STF abusou de seu poder ao barrar diretor da PF escolhido por Bolsonaro?

Governo perdido

Mariana Schreiber – @marischreiber – Da BBC News Brasil
Poucas horas antes da cerimônia prevista para dar posse a Alexandre Ramagem como diretor-geral da Polícia Federal nesta quarta-feira (29/04), o ministro do Superior Tribunal Federal (STF) Alexandre de Moraes vetou a nomeação por entender que há indícios suficientes de que o presidente Jair Bolsonaro o escolheu com intuito de intervir em investigações.

A decisão provocou forte reação de apoiadores de Bolsonaro, que acusam o STF de invadir poderes garantidos legalmente ao presidente.

“Nunca se viu tanta interferência em um governo em uma democracia”, criticou a deputada federal Bia Kicis (PSL-DF), uma das mais fiéis defensoras de Bolsonaro no Congresso, ao comentar a decisão de Moraes.
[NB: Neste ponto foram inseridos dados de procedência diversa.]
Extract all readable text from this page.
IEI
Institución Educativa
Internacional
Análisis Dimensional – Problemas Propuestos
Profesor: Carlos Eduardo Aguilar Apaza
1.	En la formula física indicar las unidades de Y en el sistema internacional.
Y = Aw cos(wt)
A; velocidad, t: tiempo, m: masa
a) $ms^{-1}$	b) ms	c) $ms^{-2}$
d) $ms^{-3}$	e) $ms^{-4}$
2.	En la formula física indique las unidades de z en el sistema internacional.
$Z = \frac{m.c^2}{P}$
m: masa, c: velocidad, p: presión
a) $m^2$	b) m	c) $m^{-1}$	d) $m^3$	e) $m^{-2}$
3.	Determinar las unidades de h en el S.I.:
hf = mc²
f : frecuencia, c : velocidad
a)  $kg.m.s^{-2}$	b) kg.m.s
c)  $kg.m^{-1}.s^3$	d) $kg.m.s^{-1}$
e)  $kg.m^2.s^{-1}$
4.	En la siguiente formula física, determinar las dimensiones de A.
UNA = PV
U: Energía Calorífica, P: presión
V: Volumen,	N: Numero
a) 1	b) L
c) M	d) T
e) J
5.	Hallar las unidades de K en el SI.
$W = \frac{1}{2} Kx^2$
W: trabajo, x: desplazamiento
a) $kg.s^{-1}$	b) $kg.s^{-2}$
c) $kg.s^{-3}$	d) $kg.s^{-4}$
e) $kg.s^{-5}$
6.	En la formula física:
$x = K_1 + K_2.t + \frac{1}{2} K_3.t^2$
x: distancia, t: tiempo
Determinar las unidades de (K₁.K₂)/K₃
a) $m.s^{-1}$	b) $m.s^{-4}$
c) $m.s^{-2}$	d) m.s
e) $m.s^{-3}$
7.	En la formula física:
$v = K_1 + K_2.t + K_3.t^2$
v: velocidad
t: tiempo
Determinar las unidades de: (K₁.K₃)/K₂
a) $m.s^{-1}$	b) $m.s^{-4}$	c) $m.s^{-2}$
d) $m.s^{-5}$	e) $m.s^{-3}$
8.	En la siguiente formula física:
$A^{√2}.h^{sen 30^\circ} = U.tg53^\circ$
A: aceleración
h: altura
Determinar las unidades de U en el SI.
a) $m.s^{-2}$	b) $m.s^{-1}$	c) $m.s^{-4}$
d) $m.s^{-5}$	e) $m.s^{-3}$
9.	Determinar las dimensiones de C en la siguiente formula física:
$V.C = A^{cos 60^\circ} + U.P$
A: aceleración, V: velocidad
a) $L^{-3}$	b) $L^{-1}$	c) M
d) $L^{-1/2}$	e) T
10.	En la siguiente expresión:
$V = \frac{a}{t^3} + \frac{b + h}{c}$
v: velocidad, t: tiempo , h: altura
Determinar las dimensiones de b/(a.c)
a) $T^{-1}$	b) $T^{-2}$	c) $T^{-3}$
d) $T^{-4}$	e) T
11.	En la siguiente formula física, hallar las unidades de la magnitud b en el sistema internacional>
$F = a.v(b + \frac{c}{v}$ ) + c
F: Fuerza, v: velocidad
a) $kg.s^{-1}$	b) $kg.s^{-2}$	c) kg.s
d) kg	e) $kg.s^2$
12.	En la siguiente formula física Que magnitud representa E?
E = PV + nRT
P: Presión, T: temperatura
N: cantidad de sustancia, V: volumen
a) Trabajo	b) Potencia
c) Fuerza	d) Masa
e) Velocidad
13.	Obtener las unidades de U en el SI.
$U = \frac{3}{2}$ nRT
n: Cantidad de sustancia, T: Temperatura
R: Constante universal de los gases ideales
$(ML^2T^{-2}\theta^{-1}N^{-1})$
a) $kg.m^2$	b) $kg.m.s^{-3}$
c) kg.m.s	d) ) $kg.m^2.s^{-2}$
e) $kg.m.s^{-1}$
A questão dividiu especialistas ouvidos pela BBC News Brasil. Para o ministro aposentado do Superior Tribunal de Justiça Gilson Dipp, Moraes agiu corretamente ao preservar os princípios da moralidade e impessoalidade da administração pública previstos na Constituição.
Já os professores de Direito Eloísa Machado (FGV) e Rafael Mafei (USP) criticam a escolha de Ramagem para a direção da PF, mas veem problemas legais no caminho adotado pelo ministro do STF para impedir a nomeação.

Ramagem é delegado da Polícia Federal há 15 anos e já atingiu o topo da carreira, a chamada classe especial, que é o único requisito previsto na legislação brasileira para poder ser nomeado diretor da instituição pelo presidente.

No entanto, sua nomeação passou a ser vista como tentativa de Bolsonaro de controlar investigações da PF porque Sergio Moro se demitiu do Ministério da Justiça na semana passada acusando o presidente de estar tentando intervir no órgão.

Amizade com a família

Ramagem se aproximou da família presidencial depois que assumiu a coordenação da segurança de Bolsonaro durante a eleição de 2018. Ele se tornou, assim, amigo de filhos de presidente e, desde janeiro de 2019, ocupa cargos no governo — primeiro foi assessor especial da Secretaria de Governo, quando a pasta era comandada pelo general Carlos Alberto dos Santos Cruz, e depois se tornou diretor da Agência Brasileira de Inteligência (Abin).

A ação pedindo que Ramagem fosse impedido de tomar posse foi apresentada pelo PDT. Ao acolher a solicitação do pedido Moraes ressaltou o risco de que a Polícia Federal fosse utilizada para interesses privados de Bolsonaro e sua família.

“(…) A finalidade da revisão judicial é impedir atos incompatíveis com a ordem constitucional, inclusive no tocante as nomeações para cargos públicos, que devem observância não somente ao princípio da legalidade, mas também aos princípios da impessoalidade, da moralidade e do interesse público”, escreveu ele.

O ministro argumento que o próprio Bolsonaro reconheceu que buscava ter acesso a informações da Polícia Federal, citando essa declaração do presidente em pronunciamento na sexta-feira: “Sempre falei para ele: Moro, não tenho informações da Polícia Federal. Eu tenho que todo dia ter um relatório do que aconteceu, em especial nas últimas vinte e quatro horas, para poder bem decidir o futuro dessa nação'”.

Para Gilson Dipp, ex-ministro do STJ, as acusações de Moro e a proximidade de Ramagem com a família Bolsonaro são suficientes para embasar a decisão de Moraes. Na sua leitura, a nomeação dele para comandar a PF feria o Artigo 37 da Constituição, que prevê que a administração pública deve ser norteada pelos princípios de impessoalidade e moralidade.